The ode to geekdom is somewhat of a departure for the filmmaker, known for taking on social issues like obesity in 2004’s “Super Size Me” and the power of advertising in last year’s “The Greatest Movie Ever Sold.”
He hit upon the idea to do a movie on Comic-Con when he was at the festival doing a “Simpsons” special for Fox.
“I was like: ‘This place is a movie,'” recalls Spurlock.
The idea was cemented further when he met legendary comic writer Stan Lee, who suggested they make a movie together. Soon, “Buffy the Vampire Slayer” creator Joss Whedon was on board, as well as Harry Knowles from “Ain’t it Cool News.”
“It was pretty much like this amazing geek dream team we put together,” says Spurlock.
“Comic-Con,” as the film explains, has changed drastically since its origins as a meeting place for comic book fans. It’s now a powerful bellwether of popular culture, used by movie-makers as a massive focus group.
“I think that it’s the story of people who are going in to experience something they’re passionate about, something that is basically changing the face of our culture today,” Spurlock says of Comic-Con. “It’s not like this film is an expose…. I think the greatest thing that’s proven by the film is that there’s a little geek in everybody…. My mom would be able to go to Comic-Con and find something she liked.”
When Spurlock put out a call for attendees who wanted to appear in his film, he received some 2,000 submissions. Of those, he followed 10, seven of whom are in the movie.

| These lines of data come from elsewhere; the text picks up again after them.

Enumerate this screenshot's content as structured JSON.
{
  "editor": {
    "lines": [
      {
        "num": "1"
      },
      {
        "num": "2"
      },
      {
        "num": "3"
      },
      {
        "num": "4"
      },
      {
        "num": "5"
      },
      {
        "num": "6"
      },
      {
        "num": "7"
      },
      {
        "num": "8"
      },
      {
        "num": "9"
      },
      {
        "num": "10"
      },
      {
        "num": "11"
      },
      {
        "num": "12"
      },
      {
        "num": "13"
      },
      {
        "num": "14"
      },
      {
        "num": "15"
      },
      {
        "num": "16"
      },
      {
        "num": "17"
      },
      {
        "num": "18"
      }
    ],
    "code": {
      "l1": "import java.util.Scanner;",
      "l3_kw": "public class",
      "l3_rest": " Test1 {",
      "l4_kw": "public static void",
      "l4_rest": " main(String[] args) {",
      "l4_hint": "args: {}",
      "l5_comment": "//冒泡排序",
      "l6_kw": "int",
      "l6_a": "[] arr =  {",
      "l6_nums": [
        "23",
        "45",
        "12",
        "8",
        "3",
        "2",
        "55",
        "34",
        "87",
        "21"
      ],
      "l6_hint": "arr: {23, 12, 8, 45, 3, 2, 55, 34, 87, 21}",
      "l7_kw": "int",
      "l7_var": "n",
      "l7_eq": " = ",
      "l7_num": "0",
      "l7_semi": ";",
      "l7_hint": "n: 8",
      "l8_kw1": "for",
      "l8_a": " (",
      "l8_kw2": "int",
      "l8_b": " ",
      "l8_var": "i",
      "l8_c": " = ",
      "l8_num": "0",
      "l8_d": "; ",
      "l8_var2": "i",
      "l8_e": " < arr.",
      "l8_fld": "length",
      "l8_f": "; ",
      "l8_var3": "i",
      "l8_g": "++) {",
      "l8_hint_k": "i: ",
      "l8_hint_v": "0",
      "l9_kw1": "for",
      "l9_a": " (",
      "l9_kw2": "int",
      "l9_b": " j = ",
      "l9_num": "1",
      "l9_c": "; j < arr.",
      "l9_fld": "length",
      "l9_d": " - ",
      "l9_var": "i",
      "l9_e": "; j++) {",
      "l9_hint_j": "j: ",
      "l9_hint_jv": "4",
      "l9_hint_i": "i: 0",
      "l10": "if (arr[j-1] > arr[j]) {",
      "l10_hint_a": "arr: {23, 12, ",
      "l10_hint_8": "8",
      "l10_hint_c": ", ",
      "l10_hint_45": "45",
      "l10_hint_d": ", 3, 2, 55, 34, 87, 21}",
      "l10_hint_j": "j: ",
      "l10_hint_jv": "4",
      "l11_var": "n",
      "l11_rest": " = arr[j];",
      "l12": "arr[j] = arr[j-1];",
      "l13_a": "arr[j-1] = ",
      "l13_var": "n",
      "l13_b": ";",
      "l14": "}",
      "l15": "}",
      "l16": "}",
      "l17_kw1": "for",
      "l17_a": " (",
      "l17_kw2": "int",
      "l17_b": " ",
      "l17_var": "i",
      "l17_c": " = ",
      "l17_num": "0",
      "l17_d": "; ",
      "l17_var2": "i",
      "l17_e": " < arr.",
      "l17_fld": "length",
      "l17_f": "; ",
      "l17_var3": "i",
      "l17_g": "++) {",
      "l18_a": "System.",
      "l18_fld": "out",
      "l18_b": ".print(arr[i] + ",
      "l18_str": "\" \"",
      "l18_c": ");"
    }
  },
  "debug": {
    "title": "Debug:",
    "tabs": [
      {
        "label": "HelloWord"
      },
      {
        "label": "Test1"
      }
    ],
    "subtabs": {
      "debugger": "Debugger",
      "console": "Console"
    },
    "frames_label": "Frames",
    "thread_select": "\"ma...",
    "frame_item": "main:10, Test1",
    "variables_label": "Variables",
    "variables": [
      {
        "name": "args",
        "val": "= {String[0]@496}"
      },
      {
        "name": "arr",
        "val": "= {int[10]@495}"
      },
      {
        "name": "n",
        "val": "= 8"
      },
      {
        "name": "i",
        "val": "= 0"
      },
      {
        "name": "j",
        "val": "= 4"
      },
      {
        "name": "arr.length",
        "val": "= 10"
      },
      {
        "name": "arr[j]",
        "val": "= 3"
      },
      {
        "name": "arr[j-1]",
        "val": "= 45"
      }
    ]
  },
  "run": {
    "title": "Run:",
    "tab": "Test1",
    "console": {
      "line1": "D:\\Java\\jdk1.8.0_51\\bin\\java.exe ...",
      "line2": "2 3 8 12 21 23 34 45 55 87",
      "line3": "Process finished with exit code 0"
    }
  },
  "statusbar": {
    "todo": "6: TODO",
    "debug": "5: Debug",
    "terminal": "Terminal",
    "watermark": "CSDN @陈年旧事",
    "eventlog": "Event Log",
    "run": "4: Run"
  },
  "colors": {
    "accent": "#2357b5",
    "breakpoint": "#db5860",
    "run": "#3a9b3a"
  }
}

One is a married military officer who draws in his spare time and heads to San Diego to show his portfolio, despite the reservations of his wife. Then there is a costume designer determined to win the Comic-Con masquerade ball. And, a young couple with a mutual love of the festival.
“I know plenty of people who have girlfriend or boyfriends or husbands or wives who fell in love and basically bonded over their love of geeky things,” said Spurlock, noting he and his girlfriend share a love for “Lost” and “Battlestar Galactica.”
And so don’t think for a moment that the filmmaker is out to make fun of his subjects.
“Comic-Con Episode IV: A Fan’s Hope” comes across as a love letter to the geeks of the world
“What the film does a really good job of doing is humanizing everybody that’s in it,” says Spurlock.
“It’s easy to stand back and (say): ‘Look how goofy they are in their costumes!’ and ‘Look, they collect weird things!’ The fact is most people collect weird things … I’ve got friends of my mom’s who collect presidential plates … but that’s just as silly as someone who collects action figures.
“There’s a parallel between passions,” he adds, questioning the difference between a sports fan with a painted face and the crowd at Comic-Con.
Passion, in some cases, that leads to profit. Some of Spurlock’s subjects are immensely talented and land career opportunities at Comic-Con.
Says the filmmaker: “There are things that are potentially life-changing for people, there are things that are life-affirming, there are things that will change their life forever.”
“Comic-Con Episode IV: A Fan’s Hope” opens Friday across Canada.